Projet collaboratif initié et piloté par le batteur Danny Lee, Hayokan propose avec son “Heart of the Forest“ une expérience sensorielle et un voyage auditif s’appuyant à la fois sur un metal progressif piochant dans le djent, des ingrédients électroniques et des sonorités bâties sur un travail de sound design pointu et raffiné. Pour cela, Lee s’est entouré d’une sacrée équipe composée de Pierre Danel à la guitare, Vivien Cheneveau à la basse et du compositeur/arrangeur Louis Viallet.

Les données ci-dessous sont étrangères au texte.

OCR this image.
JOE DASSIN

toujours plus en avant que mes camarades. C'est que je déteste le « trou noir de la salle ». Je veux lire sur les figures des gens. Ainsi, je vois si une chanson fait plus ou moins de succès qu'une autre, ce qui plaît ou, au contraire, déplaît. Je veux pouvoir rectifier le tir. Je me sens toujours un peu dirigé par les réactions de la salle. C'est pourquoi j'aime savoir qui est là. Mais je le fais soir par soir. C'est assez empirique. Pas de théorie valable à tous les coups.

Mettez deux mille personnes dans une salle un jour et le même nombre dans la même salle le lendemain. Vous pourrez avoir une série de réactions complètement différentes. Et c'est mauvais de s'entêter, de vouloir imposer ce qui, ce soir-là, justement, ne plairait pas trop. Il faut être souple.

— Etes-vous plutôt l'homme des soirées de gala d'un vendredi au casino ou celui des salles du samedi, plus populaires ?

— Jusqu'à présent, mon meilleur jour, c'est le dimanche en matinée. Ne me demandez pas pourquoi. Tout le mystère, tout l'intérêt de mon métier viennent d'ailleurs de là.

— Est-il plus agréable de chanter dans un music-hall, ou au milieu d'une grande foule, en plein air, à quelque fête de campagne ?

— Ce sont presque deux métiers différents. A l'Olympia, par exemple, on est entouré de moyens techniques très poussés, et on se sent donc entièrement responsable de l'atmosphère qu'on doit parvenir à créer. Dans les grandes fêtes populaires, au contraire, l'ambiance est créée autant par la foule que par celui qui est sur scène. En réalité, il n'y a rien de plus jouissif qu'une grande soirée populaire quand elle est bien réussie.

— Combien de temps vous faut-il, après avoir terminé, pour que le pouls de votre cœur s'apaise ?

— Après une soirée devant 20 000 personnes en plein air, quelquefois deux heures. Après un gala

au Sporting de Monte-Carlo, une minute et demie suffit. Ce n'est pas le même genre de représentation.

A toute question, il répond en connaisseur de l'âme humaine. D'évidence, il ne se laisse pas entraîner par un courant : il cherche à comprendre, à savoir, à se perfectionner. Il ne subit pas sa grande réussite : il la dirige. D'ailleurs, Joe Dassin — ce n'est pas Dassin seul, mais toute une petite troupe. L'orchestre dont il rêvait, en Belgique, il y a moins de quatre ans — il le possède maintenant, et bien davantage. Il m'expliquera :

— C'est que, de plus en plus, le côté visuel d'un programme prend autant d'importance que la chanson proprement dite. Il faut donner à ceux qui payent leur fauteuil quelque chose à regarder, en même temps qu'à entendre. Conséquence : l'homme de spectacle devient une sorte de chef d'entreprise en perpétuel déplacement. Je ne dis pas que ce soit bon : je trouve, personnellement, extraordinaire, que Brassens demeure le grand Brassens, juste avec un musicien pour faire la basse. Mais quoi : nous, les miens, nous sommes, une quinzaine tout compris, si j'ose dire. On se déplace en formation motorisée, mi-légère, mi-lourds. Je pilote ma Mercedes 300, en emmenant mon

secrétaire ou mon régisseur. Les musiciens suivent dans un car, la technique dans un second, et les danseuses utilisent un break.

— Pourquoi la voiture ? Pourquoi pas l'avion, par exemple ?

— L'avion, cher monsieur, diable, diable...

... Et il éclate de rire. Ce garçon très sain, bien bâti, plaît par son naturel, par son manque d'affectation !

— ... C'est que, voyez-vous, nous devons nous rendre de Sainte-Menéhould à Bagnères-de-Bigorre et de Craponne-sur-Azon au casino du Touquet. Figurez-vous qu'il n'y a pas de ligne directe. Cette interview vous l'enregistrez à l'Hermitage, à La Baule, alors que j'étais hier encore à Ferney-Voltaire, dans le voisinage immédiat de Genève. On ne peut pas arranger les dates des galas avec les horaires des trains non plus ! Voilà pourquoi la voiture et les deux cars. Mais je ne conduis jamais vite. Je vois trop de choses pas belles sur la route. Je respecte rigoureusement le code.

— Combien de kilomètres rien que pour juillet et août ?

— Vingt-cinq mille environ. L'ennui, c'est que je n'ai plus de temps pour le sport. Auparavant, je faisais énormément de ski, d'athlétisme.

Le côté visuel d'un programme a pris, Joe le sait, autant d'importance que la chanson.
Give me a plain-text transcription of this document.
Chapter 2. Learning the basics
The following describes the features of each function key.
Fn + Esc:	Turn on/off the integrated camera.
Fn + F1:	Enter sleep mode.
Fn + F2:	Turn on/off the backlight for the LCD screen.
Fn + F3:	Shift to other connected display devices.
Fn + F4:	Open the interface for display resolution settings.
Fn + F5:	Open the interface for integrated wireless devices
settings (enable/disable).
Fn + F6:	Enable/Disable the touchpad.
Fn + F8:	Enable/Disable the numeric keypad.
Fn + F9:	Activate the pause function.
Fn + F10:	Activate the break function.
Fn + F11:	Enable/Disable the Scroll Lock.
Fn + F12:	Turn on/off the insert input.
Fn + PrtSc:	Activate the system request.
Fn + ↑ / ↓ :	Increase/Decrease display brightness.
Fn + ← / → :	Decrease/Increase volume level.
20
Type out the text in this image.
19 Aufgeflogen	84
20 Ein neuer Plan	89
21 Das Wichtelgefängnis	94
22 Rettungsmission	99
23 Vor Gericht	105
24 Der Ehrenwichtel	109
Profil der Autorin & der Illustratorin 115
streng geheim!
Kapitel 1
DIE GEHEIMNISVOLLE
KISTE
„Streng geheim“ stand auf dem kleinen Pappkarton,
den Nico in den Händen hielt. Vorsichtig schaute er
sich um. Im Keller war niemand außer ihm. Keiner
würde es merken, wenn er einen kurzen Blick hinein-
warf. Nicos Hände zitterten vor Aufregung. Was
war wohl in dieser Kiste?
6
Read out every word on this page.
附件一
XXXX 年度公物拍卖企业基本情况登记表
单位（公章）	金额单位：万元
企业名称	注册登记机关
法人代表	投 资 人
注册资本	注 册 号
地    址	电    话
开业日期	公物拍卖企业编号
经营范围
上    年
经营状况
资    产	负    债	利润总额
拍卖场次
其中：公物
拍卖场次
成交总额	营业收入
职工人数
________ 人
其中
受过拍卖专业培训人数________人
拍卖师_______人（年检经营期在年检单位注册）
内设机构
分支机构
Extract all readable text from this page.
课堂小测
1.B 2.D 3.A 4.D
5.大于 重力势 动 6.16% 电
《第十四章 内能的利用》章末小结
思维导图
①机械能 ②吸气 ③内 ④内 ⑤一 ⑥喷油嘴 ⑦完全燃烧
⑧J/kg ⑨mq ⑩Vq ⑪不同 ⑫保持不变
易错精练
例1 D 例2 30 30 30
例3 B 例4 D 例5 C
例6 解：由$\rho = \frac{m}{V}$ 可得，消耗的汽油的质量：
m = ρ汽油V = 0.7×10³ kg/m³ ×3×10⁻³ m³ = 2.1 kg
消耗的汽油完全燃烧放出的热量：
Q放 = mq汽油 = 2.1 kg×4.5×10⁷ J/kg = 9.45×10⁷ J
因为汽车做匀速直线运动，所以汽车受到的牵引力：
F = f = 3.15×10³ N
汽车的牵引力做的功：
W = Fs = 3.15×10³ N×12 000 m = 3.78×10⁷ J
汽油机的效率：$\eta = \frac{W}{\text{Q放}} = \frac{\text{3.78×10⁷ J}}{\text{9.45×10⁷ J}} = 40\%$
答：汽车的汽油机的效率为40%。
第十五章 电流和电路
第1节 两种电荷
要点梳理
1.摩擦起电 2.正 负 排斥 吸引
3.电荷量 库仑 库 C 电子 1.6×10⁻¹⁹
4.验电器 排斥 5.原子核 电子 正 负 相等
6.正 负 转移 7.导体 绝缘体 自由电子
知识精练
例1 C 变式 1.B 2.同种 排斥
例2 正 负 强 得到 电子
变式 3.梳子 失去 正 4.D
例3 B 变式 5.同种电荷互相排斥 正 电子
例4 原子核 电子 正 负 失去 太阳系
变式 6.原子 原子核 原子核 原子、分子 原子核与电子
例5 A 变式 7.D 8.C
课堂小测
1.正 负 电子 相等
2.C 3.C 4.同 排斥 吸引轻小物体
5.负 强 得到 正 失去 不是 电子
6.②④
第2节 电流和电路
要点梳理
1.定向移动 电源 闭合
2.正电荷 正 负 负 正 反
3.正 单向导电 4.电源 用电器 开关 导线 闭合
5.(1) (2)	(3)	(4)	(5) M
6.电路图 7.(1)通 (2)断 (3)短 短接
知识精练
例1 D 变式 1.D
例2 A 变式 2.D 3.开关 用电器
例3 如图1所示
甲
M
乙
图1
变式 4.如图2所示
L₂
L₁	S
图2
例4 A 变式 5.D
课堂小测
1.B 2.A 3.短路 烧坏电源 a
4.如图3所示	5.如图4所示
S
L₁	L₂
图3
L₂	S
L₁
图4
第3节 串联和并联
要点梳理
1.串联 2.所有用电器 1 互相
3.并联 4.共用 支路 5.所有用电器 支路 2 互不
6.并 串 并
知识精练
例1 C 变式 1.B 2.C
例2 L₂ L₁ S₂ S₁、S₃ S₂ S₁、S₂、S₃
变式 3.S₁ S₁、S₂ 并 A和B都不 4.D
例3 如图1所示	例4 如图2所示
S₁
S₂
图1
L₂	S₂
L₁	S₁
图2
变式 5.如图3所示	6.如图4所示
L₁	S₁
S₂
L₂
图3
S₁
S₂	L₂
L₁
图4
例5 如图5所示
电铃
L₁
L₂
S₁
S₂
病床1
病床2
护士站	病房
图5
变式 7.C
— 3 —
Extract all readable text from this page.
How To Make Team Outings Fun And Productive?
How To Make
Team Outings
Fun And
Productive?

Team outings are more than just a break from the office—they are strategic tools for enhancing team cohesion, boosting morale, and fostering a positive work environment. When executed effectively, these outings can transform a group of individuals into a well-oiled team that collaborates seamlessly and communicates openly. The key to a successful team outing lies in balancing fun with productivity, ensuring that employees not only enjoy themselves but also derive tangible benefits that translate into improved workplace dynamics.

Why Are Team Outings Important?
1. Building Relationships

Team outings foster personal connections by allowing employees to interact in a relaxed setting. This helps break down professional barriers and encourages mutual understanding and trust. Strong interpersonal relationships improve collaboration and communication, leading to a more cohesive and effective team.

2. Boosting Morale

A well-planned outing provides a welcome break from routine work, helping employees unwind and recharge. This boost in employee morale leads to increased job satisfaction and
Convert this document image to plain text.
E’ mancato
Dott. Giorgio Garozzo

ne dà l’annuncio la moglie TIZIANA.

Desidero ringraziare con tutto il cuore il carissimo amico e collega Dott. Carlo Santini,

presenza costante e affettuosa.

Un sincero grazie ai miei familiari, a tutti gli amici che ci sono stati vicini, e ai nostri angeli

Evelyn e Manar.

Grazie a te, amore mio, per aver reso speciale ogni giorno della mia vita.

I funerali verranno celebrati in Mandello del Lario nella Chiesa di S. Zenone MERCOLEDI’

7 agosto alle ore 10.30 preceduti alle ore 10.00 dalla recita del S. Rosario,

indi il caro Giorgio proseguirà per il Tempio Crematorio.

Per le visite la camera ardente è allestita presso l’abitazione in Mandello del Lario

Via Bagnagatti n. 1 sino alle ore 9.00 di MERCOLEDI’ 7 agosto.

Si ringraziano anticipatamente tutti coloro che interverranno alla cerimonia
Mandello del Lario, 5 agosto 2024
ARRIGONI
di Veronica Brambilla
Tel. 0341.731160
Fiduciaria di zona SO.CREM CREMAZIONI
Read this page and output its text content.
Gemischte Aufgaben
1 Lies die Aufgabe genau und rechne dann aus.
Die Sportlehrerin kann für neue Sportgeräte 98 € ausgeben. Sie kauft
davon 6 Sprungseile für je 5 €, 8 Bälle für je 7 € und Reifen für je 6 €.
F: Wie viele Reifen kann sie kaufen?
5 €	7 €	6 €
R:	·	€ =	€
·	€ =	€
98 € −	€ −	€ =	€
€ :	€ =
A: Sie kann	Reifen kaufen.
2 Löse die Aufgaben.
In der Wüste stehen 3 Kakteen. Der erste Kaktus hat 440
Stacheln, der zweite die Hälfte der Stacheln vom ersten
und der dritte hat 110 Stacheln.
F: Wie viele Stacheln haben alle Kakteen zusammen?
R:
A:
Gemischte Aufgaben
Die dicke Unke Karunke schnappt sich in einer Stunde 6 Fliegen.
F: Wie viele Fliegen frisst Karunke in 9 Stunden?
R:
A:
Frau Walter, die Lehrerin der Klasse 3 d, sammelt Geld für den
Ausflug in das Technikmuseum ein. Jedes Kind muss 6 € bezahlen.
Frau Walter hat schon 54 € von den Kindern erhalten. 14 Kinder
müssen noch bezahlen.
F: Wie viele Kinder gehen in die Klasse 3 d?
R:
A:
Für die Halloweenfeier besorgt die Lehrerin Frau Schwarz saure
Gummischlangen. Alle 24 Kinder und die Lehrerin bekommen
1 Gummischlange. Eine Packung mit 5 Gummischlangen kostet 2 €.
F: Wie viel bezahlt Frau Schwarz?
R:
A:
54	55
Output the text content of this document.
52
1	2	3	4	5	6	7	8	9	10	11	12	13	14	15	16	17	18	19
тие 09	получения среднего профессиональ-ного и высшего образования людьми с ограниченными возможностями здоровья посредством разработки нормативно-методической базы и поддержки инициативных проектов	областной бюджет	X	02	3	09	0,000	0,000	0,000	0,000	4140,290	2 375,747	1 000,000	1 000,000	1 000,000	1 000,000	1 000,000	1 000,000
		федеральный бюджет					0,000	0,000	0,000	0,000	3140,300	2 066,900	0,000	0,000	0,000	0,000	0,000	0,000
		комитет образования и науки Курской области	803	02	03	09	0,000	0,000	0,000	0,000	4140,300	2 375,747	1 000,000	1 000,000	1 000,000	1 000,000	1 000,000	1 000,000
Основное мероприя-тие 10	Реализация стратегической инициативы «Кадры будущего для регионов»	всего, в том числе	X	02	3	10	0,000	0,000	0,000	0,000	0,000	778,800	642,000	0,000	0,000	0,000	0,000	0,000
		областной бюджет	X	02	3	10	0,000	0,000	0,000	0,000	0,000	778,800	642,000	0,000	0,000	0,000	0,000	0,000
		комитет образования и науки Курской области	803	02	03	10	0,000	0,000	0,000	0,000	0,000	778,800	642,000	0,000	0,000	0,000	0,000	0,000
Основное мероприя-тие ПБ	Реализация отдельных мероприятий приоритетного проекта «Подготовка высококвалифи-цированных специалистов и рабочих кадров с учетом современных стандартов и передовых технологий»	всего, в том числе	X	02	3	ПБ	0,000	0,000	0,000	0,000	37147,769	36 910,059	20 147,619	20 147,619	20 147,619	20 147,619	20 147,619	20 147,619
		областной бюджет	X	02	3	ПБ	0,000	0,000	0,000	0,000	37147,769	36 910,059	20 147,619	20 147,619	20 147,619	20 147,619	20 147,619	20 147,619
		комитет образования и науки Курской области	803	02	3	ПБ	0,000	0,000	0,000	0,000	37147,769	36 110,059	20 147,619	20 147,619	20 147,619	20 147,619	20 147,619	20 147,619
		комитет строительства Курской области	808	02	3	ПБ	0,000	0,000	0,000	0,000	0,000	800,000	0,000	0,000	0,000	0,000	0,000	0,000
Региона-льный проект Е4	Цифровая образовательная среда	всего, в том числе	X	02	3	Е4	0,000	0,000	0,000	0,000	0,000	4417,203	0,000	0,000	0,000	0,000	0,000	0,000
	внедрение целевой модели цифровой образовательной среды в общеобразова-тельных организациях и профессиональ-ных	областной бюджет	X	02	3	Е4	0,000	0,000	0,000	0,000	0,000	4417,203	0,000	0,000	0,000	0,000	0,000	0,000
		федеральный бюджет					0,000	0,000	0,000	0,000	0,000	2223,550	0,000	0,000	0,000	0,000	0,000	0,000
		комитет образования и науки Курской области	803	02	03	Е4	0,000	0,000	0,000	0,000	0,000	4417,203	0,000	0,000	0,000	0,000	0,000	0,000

Ne cherchez pas de chant au-delà de l’énorme morceau d’introduction A Hobson’s Choice. Le reste du voyage sera instrumental, partagé entre la technicité d’un metal servi par des musiciens hors pair qui peut évoquer des plans entendus chez Meshuggah et Animals as Leaders (The Nightmare of Being), les arrangements plus orchestraux et les passages dub (Freaks of Salvation rappelle certains sons à la EZ3kiel), les atmosphères suspendues et la folie électro d’Uncanny Nonentities Part Two et ses sons à la limite de la trance music qui aurait fricoté avec les BPM de la drum’n’bass.
Chargé, en termes de plans comme d’instruments, “Heart of the Forest“ ne se laissera pas apprivoiser dès la première écoute et demandera une vraie attention pour en apprécier chaque accent. Et même si on aurait aimé parfois plus de respiration pour mieux savourer chaque relance, on ne peut que rester admiratif devant le travail accompli. Un premier effort qui mérite qu’on s’y arrête.